La battaglia su Ubi innescata dall'offerta pubblica di scambio (Ops) da circa 4,9 miliardi di Intesa è solo all'inizio. I grandi azionisti del gruppo bergamasco si stanno muovendo per studiare tutte le alternative possibili perché un fatto appare ormai chiaro: se la Ca' de Sass non rivedrà le condizioni, i soci di riferimento di Ubi utilizzeranno tutte le cartucce a disposizione per ostacolare l'operazione. Intanto in Piazza Affari Ubi viaggia sui valori dell'offerta a 4,21 euro (in calo dello 0,3%), mentre Intesa Sanpaolo 2,52 euro (-1,1%).

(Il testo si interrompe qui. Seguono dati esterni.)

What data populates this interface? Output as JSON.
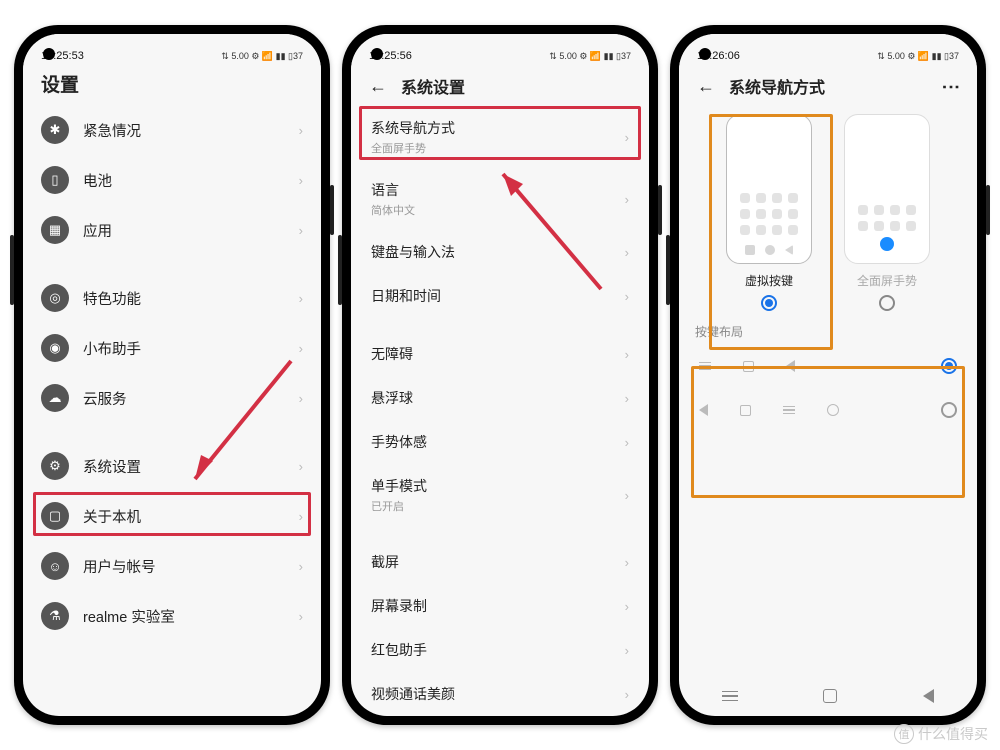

La chiamata a raccolta dei grandi soci di Ubi, oggi divisi su tre patti di consultazione, potrebbe essere il primo passo. Insieme rappresentano il 25,5% del capitale, ma fuori dai patti la quota complessiva potrebbe già sfiorare il 30%, senza considerare eventuali simpatizzanti e alleati. Il passo per arrivare alla soglia di blocco, il 33,3% del capitale, è a portata di portafoglio e di contatti, considerando che tra i grandi soci di Ubi ci sono i Bosatelli (al 2,85%) di Gewiss, i Bombessei (con l'1%) di Brembo e i Gusalli Beretta (all'1%) dell'omonima fabbrica di armi. D'altronde l'Ops di Intesa Sanpaolo è condizionata al raggiungimento del 66,67% del capitale del gruppo bergamasco, una soglia che permetterebbe alla Ca' de Sass di approvare in assemblea l'integrazione e il successivo delisting di Ubi facendo emergere le sinergie attese.

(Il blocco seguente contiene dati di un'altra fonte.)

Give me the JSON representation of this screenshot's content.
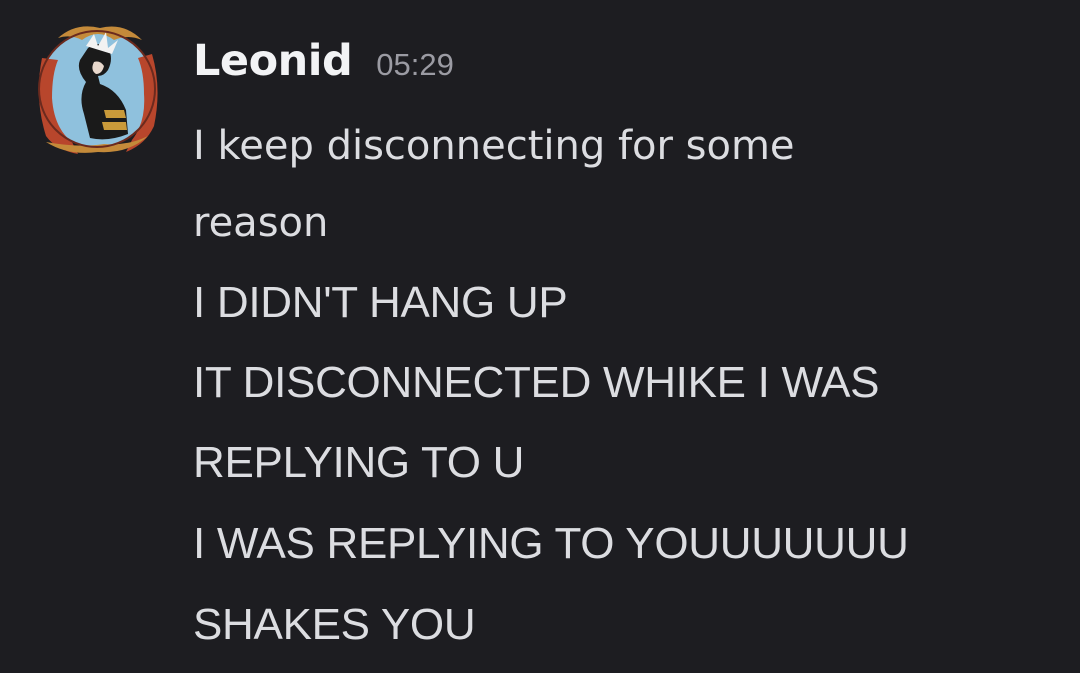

Il Car, il patto di sindacato che controlla il 17,8% del gruppo bergamasco grazie alle partecipazioni degli imprenditori lombardi e delle fondazioni bancarie, ha tuttavia già dichiarato il no pasaran, definendo l'operazione ostile e l'offerta irricevibile. Lunedì 24 febbraio dovrebbero arrivare le posizioni ufficiali dal sindacato degli azionisti di Ubi (al 7,6% del capitale a cui aderisce tra l'altro la famiglia di Giovanni Bazoli, presidente emerito di Intesa) e del Patto dei Mille (all'1,6%). Nel mirino dei grandi soci oltre alle condizioni economiche dell'offerta e alla futura governace (il Car, per dire, scenderebbe al 2% del capitale), vi è la cura e la preservazione dell'economia del territorio.
Anche per questo motivo da Milano fanno trapelare che il piano di Intesa porterà alla creazione di nuove quattro direzioni regionali, con riferimento in particolare alla Banca dei Territori di Intesa Sanpaolo, a Bergamo, Brescia, Cuneo e Bari. Non solo. L'intenzione della Ca' de Sass inoltre è quella di aumentare l'erogazione di nuovo credito di oltre 10 miliardi all'anno nei confronti di questi territori.
Sul mercato poi non manca chi inizia a ipotizzare la possibilità di una contro offerta. Se i principali protagonisti della scena bancaria italiana hanno, almeno per ora, fatto un passo indietro rispetto al risiko in corso, non è detto che seguano lo stesso principi i principali gruppi finanziari d'Oltreconfine. Il blitz di Intesa Sanpaolo avrebbe evidenziato il valore del gruppo bergamasco valutato dall'Ops il 40% in meno rispetto al suo patrimonio seppure il 28% in più rispetto ai prezzi di venerdì 14 febbraio.
Tra le strade ipotizzate dal mercato impazza un'offerta della stessa Ubi su Mps (di cui il Tesoro detiene un 68% che, secondo gli accordi con Bruxelles dovrebbe dismettere entro il 2021) che renderebbe l'operazione assai dispendiosa per Intesa.
Una suggestione complessa a livello strategico, politico e legale visto che, con l'annuncio dell'Ops infatti Ubi è diventata soggetta alla passivity rule prevista dall' 104 del Tuf, ovvero deve astenersi da attività che ostacolino la contendibilità del gruppo salvo il voto assembleare o deroghe previste dallo statuto.